4. Services support should include both SOAP and REST in order to support the widest variety of external service consumers (and producers). SOAP services should be true contract-first services and not automated remoting of object methods. REST services should exhibit support for enterprise requirements through simple patterns for security (SSL), reliability/idempotence, asynchronous processing with callback options, horizontal scalability through statelessness, etc.

5. Technical skills requirements should be as basic as possible (e.g., commonly available skills like Java, XML, HTML, JavaScript, etc.). There should be minimal requirement for specialised skills. Very importantly, the product should not require vendor consultancy on an ongoing basis to make modifications to extend the product's use. Extensibility of the design and flexibility of the service interface are key enablers here.

I'm sure there are other good requirements, but these should provide reasonable guidance, I think. Working through my thought process, I guess these were my guiding principles:

1. Ensure high cohesion and low coupling between functional units, keep interfaces as small as possible (this includes the shared vocabulary).
2. Be conservative in what you produce, be liberal in what you accept.
3. Aim for simplicity (but beware of expediency masquerading as simplicity).
4. Seek to use commodity building blocks as far as possible - try to source technology from competitive markets rather than from "market leaders".

Tuesday, March 16, 2010

Idempotence - Reliability that Works

In many cases of messaging where uncertainty is undesirable (e.g., a timeout on a critical transaction request), the usual solution sought is "reliable message delivery". Apart from its theoretical impossibility, "reliable messaging" is expensive. One needs "strong queuing" products, which cost a lot of money.

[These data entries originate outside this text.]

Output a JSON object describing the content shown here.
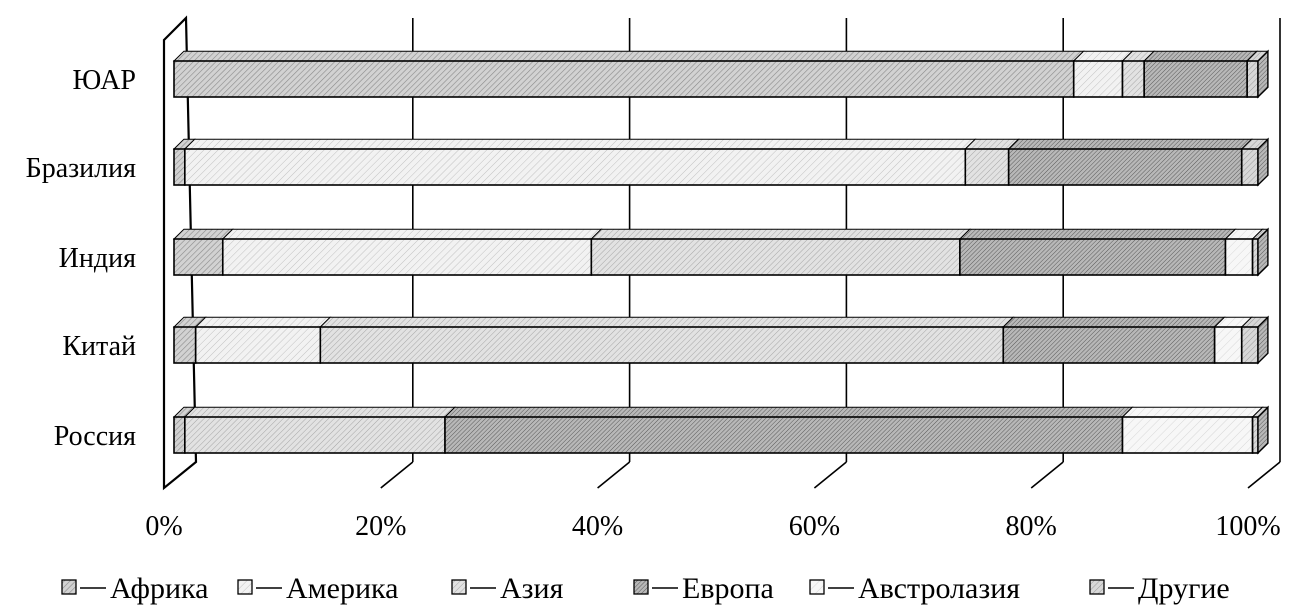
{
  "chart_data": {
    "type": "bar",
    "orientation": "horizontal",
    "stacked": "percent",
    "three_d": true,
    "categories": [
      "ЮАР",
      "Бразилия",
      "Индия",
      "Китай",
      "Россия"
    ],
    "series": [
      {
        "name": "Африка",
        "fill": "#c8c8c8",
        "values": [
          83,
          1,
          4.5,
          2,
          1
        ]
      },
      {
        "name": "Америка",
        "fill": "#ececec",
        "values": [
          4.5,
          72,
          34,
          11.5,
          0
        ]
      },
      {
        "name": "Азия",
        "fill": "#dedede",
        "values": [
          2,
          4,
          34,
          63,
          24
        ]
      },
      {
        "name": "Европа",
        "fill": "#b4b4b4",
        "values": [
          9.5,
          21.5,
          24.5,
          19.5,
          62.5
        ]
      },
      {
        "name": "Австролазия",
        "fill": "#f2f2f2",
        "values": [
          0,
          0,
          2.5,
          2.5,
          12
        ]
      },
      {
        "name": "Другие",
        "fill": "#cccccc",
        "values": [
          1,
          1.5,
          0.5,
          1.5,
          0.5
        ]
      }
    ],
    "xaxis": {
      "ticks": [
        0,
        20,
        40,
        60,
        80,
        100
      ],
      "tick_labels": [
        "0%",
        "20%",
        "40%",
        "60%",
        "80%",
        "100%"
      ],
      "range": [
        0,
        100
      ]
    },
    "grid": true,
    "legend": "bottom"
  }
}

I've been a fan of a far simpler approach - idempotence. We're really not after reliable message delivery in most cases. We'd often be happy to settle for certainty, i.e., we don't mind whether a requested operation succeeded, failed (or indeed, timed out before it could be attempted), as long as we know what happened. What we don't want is to be stuck, not knowing what happened and afraid to retry the operation for fear of unwitting duplication.

Idempotence is, of course, the property that attempting something more than once has exactly the same effect as attempting it once. Idempotent operations can be blindly retried in a situation of uncertainty, because one is guaranteed that the operation will never be duplicated.

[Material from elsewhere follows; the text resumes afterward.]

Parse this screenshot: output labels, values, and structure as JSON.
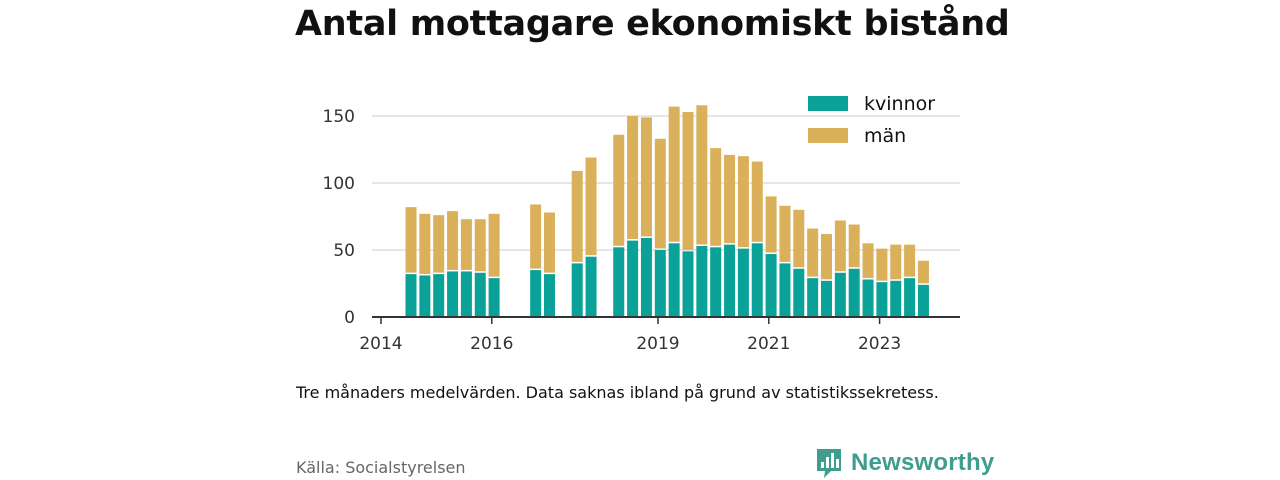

The trick is to identify every transaction request with a unique identifier. Provided the receiver of the message is set up to check the identifier against previously-used ones, duplication of transactions can be avoided even if requests are sent multiple times. This is extremely powerful because it allows a requesting application to simply retry the request message in situations of uncertainty until a definite response is eventually received. There is no danger of the request being acted upon more than once.

Reliability is then reduced to an endpoint-based protocol. It does not require any special capabilities on the part of the transport. In fact, the transport can afford to be quite unreliable. Idempotence allows reliable messaging solutions to be built (and quite cheaply at that) on top of unreliable components!

Here's a one-page document that illustrates the concept.

Hopefully this should make it very clear that we don't need strong queuing or "reliable message delivery" to eliminate uncertainty. A plain web server, a database and a system of one-time tokens (UUIDs?) can solve the problem.